やはり近藤洋平は策士だった。
計算高く術計に優れ術策に富んで、罠を仕掛けるのが上手、
彼を小悪魔に認定しよう、結衣はそんなことを考えていた。
だって聞いて。
近藤の薄っぺらい中身が結衣の理想そのものなのだ。
例えば海辺、例えば真夜中、例えば星空の下、例えば母校、
とにかく最適なシチュエーションに二人が居たとして、
深い話、親密な内容、秘め事、過去や昔、愛や将来、誰にも言わないことをお前だからと打ち明けて語るべき?
分かっている、支え合い補い合い高め合う二人に感動するのだと。
ただ、どうしてか結衣はそれが無理な女の子だった。
本人も上手く説明ができないけれど、とにかく苦手で語らないでほしくて、
言葉にしなくても通じる関係を築きたい派だ。
黙りの美学を信じたい。
例えば結衣が主役で陰ある彼の内にしこりがあったとしても、
それを悟りつつも、それにはあえて触れないことを貫きたい。
そんな恋人がいたっていいのではないだろうか。
だって結衣がいくら真剣に喋ろうが、やっぱり結衣は結衣だから重みがない。
よって、近藤洋平の言葉は軽いからこそ、結衣には凄く響いた。
半笑いでふざけて話す彼にますます惹かれた。
だって瞳は嘘をつけない、真面目な色をしているため大丈夫、もう十分に結衣の中で名台詞のとれ高はあった。
それさえ彼には教えないけれど。
頷いた結衣に微笑む近藤はエスパーなのだろうか。
好きになって良かったと実感ばかりさせる。
「あはは、まあ……うん、ね。暇な日とかにダラダラあの時ああだった〜って答え合わせしよ?
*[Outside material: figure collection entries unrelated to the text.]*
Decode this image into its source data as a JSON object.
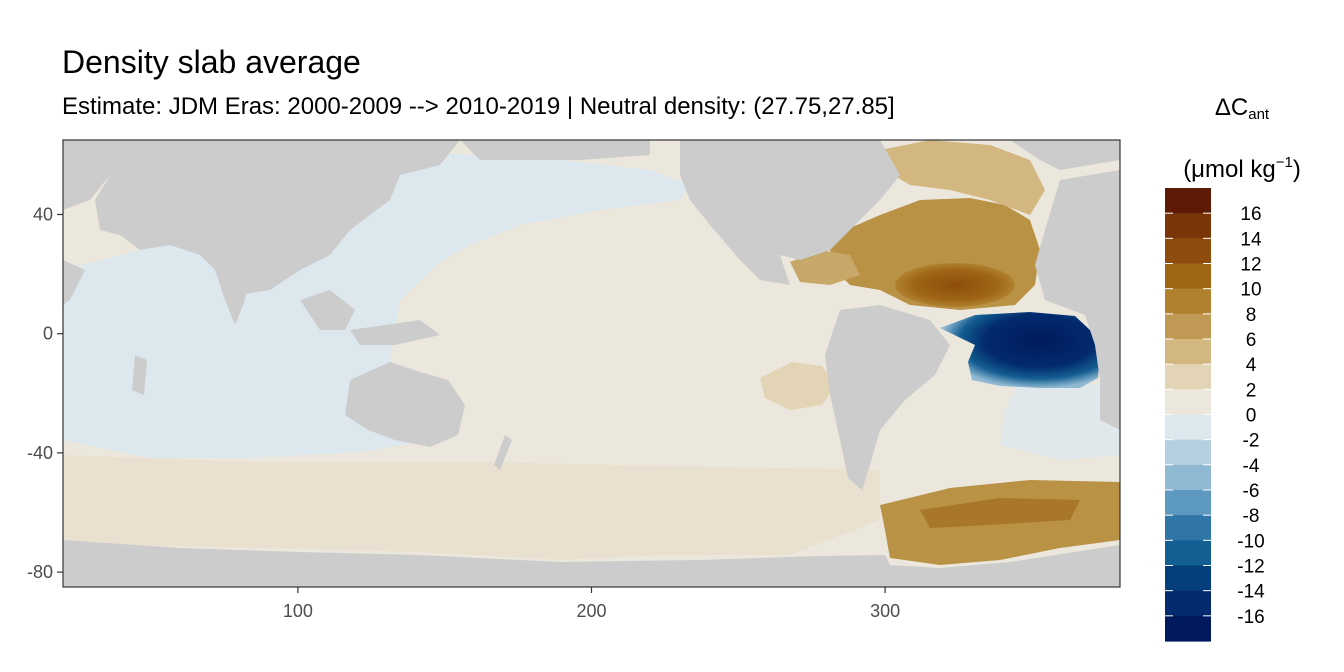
{
  "chart_data": {
    "type": "heatmap",
    "title": "Density slab average",
    "subtitle": "Estimate: JDM Eras: 2000-2009 --> 2010-2019 | Neutral density: (27.75,27.85]",
    "xlabel": "",
    "ylabel": "",
    "xlim": [
      20,
      380
    ],
    "ylim": [
      -85,
      65
    ],
    "x_ticks": [
      100,
      200,
      300
    ],
    "y_ticks": [
      40,
      0,
      -40,
      -80
    ],
    "legend": {
      "title_symbol": "ΔC",
      "title_subscript": "ant",
      "unit_open": "(μmol kg",
      "unit_superscript": "−1",
      "unit_close": ")",
      "labels": [
        "16",
        "14",
        "12",
        "10",
        "8",
        "6",
        "4",
        "2",
        "0",
        "-2",
        "-4",
        "-6",
        "-8",
        "-10",
        "-12",
        "-14",
        "-16"
      ],
      "colors": [
        "#5e1a04",
        "#7a3609",
        "#8e4d0c",
        "#9e6615",
        "#b08230",
        "#c09a55",
        "#d3b780",
        "#e3d4b5",
        "#ece7dd",
        "#dde8ee",
        "#b4cfdf",
        "#8fb9d2",
        "#5d98bf",
        "#2f76a7",
        "#135e92",
        "#053f7b",
        "#022a6d",
        "#001a5e"
      ]
    },
    "regions": [
      {
        "name": "Indian and Pacific Ocean",
        "value": -1
      },
      {
        "name": "Southern Ocean Pacific sector",
        "value": 1
      },
      {
        "name": "Eastern Pacific",
        "value": 1
      },
      {
        "name": "North Atlantic",
        "value": 9
      },
      {
        "name": "Subtropical North Atlantic core",
        "value": 13
      },
      {
        "name": "Labrador Sea",
        "value": 5
      },
      {
        "name": "Tropical Atlantic",
        "value": -16
      },
      {
        "name": "South Atlantic",
        "value": -1
      },
      {
        "name": "Weddell Sea sector",
        "value": 9
      }
    ],
    "colors": {
      "land": "#cccccc",
      "frame": "#333333",
      "background": "#ffffff"
    }
  }
}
以上、近藤洋平十六歳による愉快で一方的な告白でした。お気に召しました? お姫様」
これは反則。これは卑怯。
もう最高に幸せだ。
純粋でない結衣はこんな近藤だから好きだ。
好意がある相手には笑顔になってほしい深層が働き、彼は常にオチがある話をするよう気をつけている。
近藤は結衣の笑い顔を見たいからだ。
ウケを狙うような日常会話が好き、だって面白い。
どうしてだろう、どうしてこんなに気が合うのだろう。
近藤のお喋りに結衣が笑えば、近藤が笑顔になり結衣が更に笑い――この連鎖こそ夢だった。